Did the Chinese actually think the US wouldn’t fight back and that it couldn’t win that fight? As the dollar now steamrolls over the yuan, they are learning a painful reality. It was the US that made China rich, but dictatorial policies in China are turning businesses away from China, and trade wars started by Trump also broke down supply chains, making US businesses leary of holding all their eggs in the China basket. Then Xi pushed it all of a cliff with what I called his Xiro-Covid policies, just when supply lines were about to rebuild. And that was the end of that.
So, how does that play out?
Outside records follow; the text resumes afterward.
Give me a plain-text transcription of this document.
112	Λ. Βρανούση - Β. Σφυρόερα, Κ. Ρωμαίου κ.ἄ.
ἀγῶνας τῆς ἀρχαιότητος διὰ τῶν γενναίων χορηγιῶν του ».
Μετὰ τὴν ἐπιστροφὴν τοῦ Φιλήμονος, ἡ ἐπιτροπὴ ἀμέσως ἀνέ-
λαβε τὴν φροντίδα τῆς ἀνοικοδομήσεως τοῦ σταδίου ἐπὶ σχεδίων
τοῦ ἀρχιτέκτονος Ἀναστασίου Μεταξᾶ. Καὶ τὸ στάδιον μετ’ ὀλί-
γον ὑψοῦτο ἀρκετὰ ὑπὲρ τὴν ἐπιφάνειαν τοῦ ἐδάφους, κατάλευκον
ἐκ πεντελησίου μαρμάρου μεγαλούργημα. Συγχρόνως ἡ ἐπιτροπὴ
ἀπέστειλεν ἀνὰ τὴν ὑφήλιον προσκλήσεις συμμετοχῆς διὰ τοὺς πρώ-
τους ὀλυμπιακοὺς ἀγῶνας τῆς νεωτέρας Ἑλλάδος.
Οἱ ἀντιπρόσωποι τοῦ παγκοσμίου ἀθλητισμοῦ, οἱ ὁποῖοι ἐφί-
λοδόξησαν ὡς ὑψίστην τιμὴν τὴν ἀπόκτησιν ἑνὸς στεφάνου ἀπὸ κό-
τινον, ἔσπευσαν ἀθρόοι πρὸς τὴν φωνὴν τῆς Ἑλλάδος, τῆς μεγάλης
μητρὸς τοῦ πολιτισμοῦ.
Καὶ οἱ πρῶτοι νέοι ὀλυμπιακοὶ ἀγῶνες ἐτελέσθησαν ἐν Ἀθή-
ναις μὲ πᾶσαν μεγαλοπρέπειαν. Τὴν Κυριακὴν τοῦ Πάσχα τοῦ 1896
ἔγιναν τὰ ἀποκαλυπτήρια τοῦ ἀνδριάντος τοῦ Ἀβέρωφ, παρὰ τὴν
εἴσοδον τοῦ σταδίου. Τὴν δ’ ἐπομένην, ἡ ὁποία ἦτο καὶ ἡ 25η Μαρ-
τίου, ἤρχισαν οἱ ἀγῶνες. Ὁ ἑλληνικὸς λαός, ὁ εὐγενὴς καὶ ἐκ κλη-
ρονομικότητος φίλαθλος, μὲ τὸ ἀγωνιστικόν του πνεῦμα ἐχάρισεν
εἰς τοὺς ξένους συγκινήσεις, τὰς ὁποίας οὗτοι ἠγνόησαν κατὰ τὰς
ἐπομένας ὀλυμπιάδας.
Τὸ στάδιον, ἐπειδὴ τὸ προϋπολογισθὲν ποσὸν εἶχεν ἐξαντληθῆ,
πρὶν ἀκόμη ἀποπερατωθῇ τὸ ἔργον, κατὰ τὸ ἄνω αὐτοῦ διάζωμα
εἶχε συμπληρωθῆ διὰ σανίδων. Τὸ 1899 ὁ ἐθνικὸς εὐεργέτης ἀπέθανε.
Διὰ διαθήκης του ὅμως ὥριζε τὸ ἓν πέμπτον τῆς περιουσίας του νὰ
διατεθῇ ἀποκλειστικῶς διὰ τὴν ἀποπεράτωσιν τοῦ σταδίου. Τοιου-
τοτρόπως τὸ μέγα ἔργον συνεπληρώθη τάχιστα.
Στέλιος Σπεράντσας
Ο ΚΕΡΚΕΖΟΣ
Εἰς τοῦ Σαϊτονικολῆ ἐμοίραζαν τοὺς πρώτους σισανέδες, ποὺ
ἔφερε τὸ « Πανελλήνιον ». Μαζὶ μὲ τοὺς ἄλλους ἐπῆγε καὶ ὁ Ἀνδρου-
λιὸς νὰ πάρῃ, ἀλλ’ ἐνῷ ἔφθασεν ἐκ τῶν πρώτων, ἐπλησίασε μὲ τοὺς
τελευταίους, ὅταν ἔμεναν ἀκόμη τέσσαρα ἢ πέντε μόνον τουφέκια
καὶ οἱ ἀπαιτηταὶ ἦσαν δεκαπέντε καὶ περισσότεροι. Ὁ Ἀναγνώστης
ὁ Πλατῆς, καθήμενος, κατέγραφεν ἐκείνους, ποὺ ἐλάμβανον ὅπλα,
It plays out with other national competitors to China acing China out, and US businesses go to them to diversify their supply lines, which makes those losses business that is not ever returning to China … or, at least, not for a long time:
This echoed a report published by Rhodium Group last week, which said that India, Mexico, Vietnam and Malaysia were receiving the vast majority of investment U.S. and European firms were shifting away from China.
You bite the hands that made you very, very rich for many years, and eventually businesses say, “We don’t have to keep putting up with things like dictator Covid policies,” while investors say, “We don’t have to put up with dictator banking decrees to save the yuan.” And the money moves, and the Chinese lose.
They would never have gotten rich without major market shifts in the US and Europe that sent business oversees to find cheap labor, but eventually those businesses found cheap labor isn’t always cheap. There are strings attached that may not be good for American businesses in China, such as a dictatorial business climate that can swing at the ding of a Xi Jinping bell. Then the Chinese people and businesses you partnered with in order to do business in China say they don’t need you anymore, and they become your competitor after you give up your trade secrets to work with them. And there is always that typical lack of transparency with businesses and government in China so no one really knows what they are dealing with.
You can hear all about how bad it is looking for China’s full-on collapse in a video for subscribers: “Don't Be Surprised by China's Collapse.” If this continues long, Tiananmen-Square types of civil revolt will come soon. Mark my words because we will be coming back to them, perhaps sooner than you may think.